4. It follows that the appeal fails and the judgment of Phillips, J. which adopted the judgment in a similar case of Kumaraswami Sastri, J must be upheld.
5. I should like to say in conclusion though I think that the learned Judge's attention in I.P. No. 4 of 1919 was misdirected to the question of void contract, if I may say so with respect, in another part of his judgment, he states the proposition which I have endeavoured to explain quite clearly and in a form which is practically identical with that which I have tried to arrive at in this judgment. The appeal fails and must be dismissed with costs taxed on the original side scale.

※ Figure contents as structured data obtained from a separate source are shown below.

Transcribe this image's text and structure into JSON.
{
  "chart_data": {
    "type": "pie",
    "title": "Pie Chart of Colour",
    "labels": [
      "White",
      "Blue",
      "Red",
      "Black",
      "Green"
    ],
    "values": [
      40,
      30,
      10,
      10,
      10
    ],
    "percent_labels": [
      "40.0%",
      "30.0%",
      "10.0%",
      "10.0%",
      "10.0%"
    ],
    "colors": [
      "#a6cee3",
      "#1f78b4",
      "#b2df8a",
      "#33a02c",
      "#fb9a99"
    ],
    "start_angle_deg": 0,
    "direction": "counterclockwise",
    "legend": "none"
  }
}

6. I agree with my learned brother in thinking that this is not a case of void contract or series of void contracts. The contract or contracts are perfectly valid. The only mistake is in the performance of the contract or contracts. Either the title to the goods (14 bales) has passed or has not passed on account of the mistake in the performance of the contracts. If the title to the goods has not passed, the remedy of the owner of the goods is to trace his goods and sue for them. It is possible he has other remedies. If the title to the goods has passed, it may be that even the owner has no remedy. But an intermediate dealer in the goods like the plaintiff in the present case has no cause of action against another in the position of the defendant. I think that the plain meaning of Section 72 of the Contract Act is that the person to whom the goods are delivered must return them if he has them. What his duty is, if he has not got them is another point on which the section is silent and consequently I entirely agree with my learned brother in his conclusion viz., that he would not be liable in circumstances like those of the present case.